Purpose
Google Play requires all core APK application files to be 50mb or less. If your program is larger, you must split it into expansion file(s) delivered separately. Google Play hosts your expansion file(s) and may automatically transmit them to your customer along with the main APK, but they may not. If not you can host the expansion file yourself and download from your server, but that may cost additional money and have bandwidth issues depending on your hosting provider. If you want to download from Google Play, you must make a licensing check to retrieve the download URL. Marmalade does not currently support this, therefore you must step outside Marmalade and make native Java calls from within C++. If this sounds complicated, it is. Especially since there is no single source of documentation from which to figure out how to do this and you cannot use the debugger.
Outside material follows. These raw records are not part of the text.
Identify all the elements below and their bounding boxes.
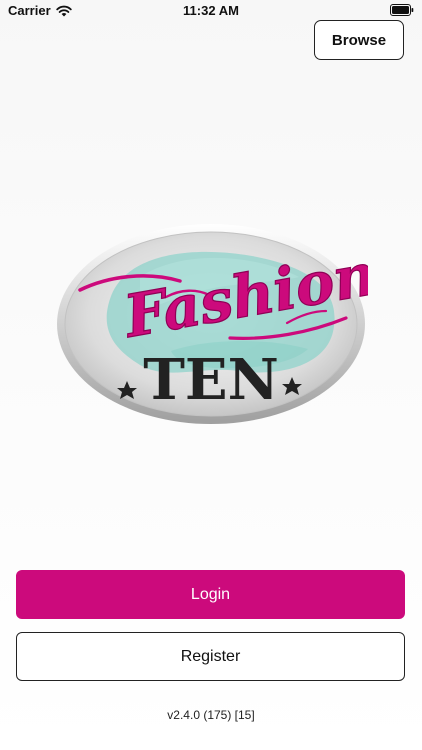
browse-label: Browse (331, 31, 387, 49)
logo-ten-text: TEN (143, 347, 279, 413)
status-bar: Carrier 11:32 AM (0, 0, 422, 22)
status-time: 11:32 AM (183, 3, 239, 18)
register-button[interactable]: Register (16, 632, 405, 681)
login-button[interactable]: Login (16, 570, 405, 619)
logo-ten-wordmark: TEN (143, 347, 279, 413)
version-text: v2.4.0 (175) [15] (167, 708, 255, 722)
login-label: Login (190, 585, 231, 603)
battery-icon (390, 4, 414, 16)
browse-button[interactable]: Browse (314, 20, 404, 60)
register-label: Register (180, 647, 241, 665)
fashion-ten-logo: Fashion TEN (54, 221, 381, 427)
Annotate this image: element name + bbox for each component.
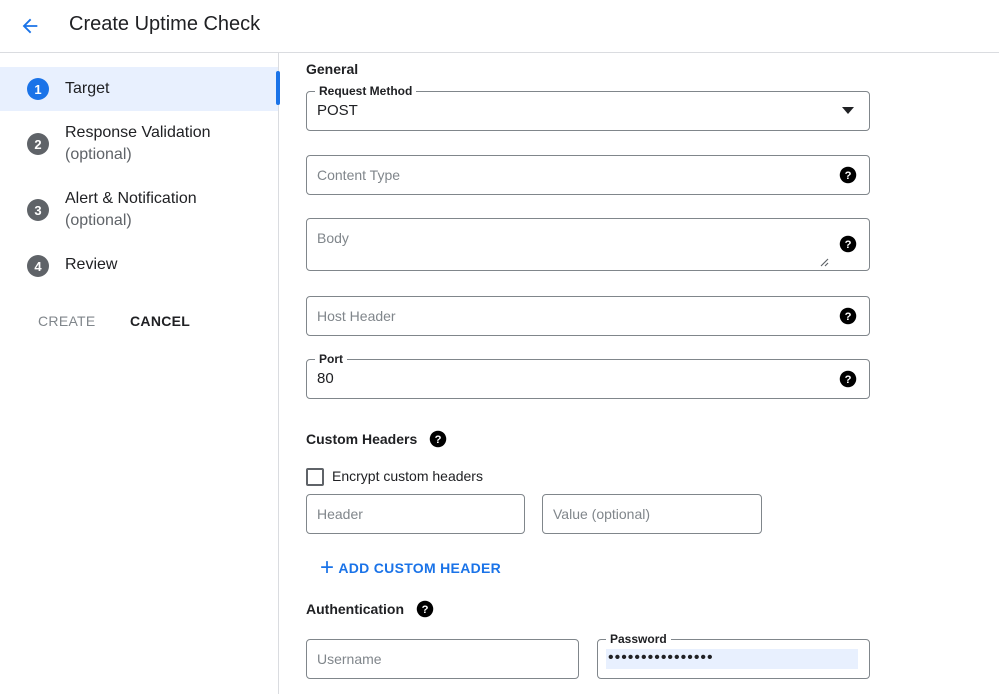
arrow-back-icon	[22, 18, 38, 34]
step-label: Review	[65, 256, 118, 273]
host-header-placeholder: Host Header	[317, 308, 396, 324]
active-step-indicator	[276, 71, 280, 105]
step-optional-label: (optional)	[65, 146, 132, 163]
plus-icon: +	[320, 554, 335, 581]
step-label: Response Validation	[65, 124, 211, 141]
cancel-button[interactable]: CANCEL	[130, 313, 190, 329]
password-label: Password	[606, 631, 671, 647]
help-icon[interactable]: ?	[839, 166, 857, 184]
value-placeholder: Value (optional)	[553, 506, 651, 522]
host-header-input[interactable]: Host Header ?	[306, 296, 870, 336]
request-method-value: POST	[317, 102, 358, 119]
password-value: ••••••••••••••••	[608, 649, 714, 666]
body-placeholder: Body	[317, 230, 349, 246]
content-type-input[interactable]: Content Type ?	[306, 155, 870, 195]
dropdown-arrow-icon	[842, 107, 854, 114]
app-header: Create Uptime Check	[0, 0, 999, 53]
help-icon[interactable]: ?	[429, 430, 447, 448]
step-label: Target	[65, 80, 110, 97]
request-method-select[interactable]: Request Method POST	[306, 83, 870, 131]
page-title: Create Uptime Check	[69, 13, 261, 35]
add-custom-header-button[interactable]: + ADD CUSTOM HEADER	[320, 556, 501, 580]
back-button[interactable]	[16, 12, 44, 40]
step-review[interactable]: 4 Review	[0, 253, 278, 279]
port-value: 80	[317, 370, 334, 387]
step-number-badge: 2	[27, 133, 49, 155]
svg-text:?: ?	[435, 434, 442, 446]
port-label: Port	[315, 351, 347, 367]
help-icon[interactable]: ?	[839, 235, 857, 253]
username-placeholder: Username	[317, 651, 382, 667]
step-response-validation[interactable]: 2 Response Validation (optional)	[0, 121, 278, 169]
header-placeholder: Header	[317, 506, 363, 522]
step-target[interactable]: 1 Target	[0, 67, 280, 111]
svg-text:?: ?	[845, 374, 852, 386]
encrypt-headers-checkbox[interactable]	[306, 468, 324, 486]
request-method-label: Request Method	[315, 83, 417, 99]
stepper-sidebar: 1 Target 2 Response Validation (optional…	[0, 53, 280, 694]
step-number-badge: 4	[27, 255, 49, 277]
step-optional-label: (optional)	[65, 212, 132, 229]
custom-headers-title: Custom Headers	[306, 431, 418, 447]
username-input[interactable]: Username	[306, 639, 579, 679]
authentication-title: Authentication	[306, 601, 404, 617]
header-name-input[interactable]: Header	[306, 494, 525, 534]
help-icon[interactable]: ?	[839, 307, 857, 325]
step-label: Alert & Notification	[65, 190, 197, 207]
add-custom-header-label: ADD CUSTOM HEADER	[338, 560, 502, 576]
help-icon[interactable]: ?	[839, 370, 857, 388]
step-number-badge: 3	[27, 199, 49, 221]
password-input[interactable]: Password ••••••••••••••••	[597, 631, 870, 679]
help-icon[interactable]: ?	[416, 600, 434, 618]
resize-handle-icon[interactable]	[819, 257, 829, 267]
create-button[interactable]: CREATE	[38, 313, 96, 329]
encrypt-headers-label: Encrypt custom headers	[332, 468, 483, 484]
header-value-input[interactable]: Value (optional)	[542, 494, 762, 534]
svg-text:?: ?	[845, 239, 852, 251]
body-textarea[interactable]: Body ?	[306, 218, 870, 271]
general-section-title: General	[306, 61, 359, 77]
svg-text:?: ?	[845, 311, 852, 323]
svg-text:?: ?	[422, 604, 429, 616]
content-type-placeholder: Content Type	[317, 167, 401, 183]
port-input[interactable]: Port 80 ?	[306, 351, 870, 399]
svg-text:?: ?	[845, 170, 852, 182]
step-alert-notification[interactable]: 3 Alert & Notification (optional)	[0, 187, 278, 235]
step-number-badge: 1	[27, 78, 49, 100]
This article attempts to set the record straight, or at least permanently wrong, on how to do this.
Intro
I am a marmalade C++ developer and we wanted to release our iPhone game Catch the Monkey to Android. The iPhone IPA build is 29mb, but the identical build for Android is a 78mb APK. This is because IPA files are compressed ZIPs and APKs are not (shame on you Google). Google Play limits APK file size to 50mb so I had to figure out how to use expansion files. This is relatively straightforward from a Java Android application written in Eclipse. It is much more convoluted going from C++ to Java to Google Play back to Java back to C++. It took me just over a week to make this rock solid.
Two thousand years ago a guy said we should treat people the way we want to be treated. He was promptly killed for saying outlandish things like this, but I try to follow his principles anyway. I wish someone would have documented how to do this, so here it is so no one else has to go through the week of hell I just had.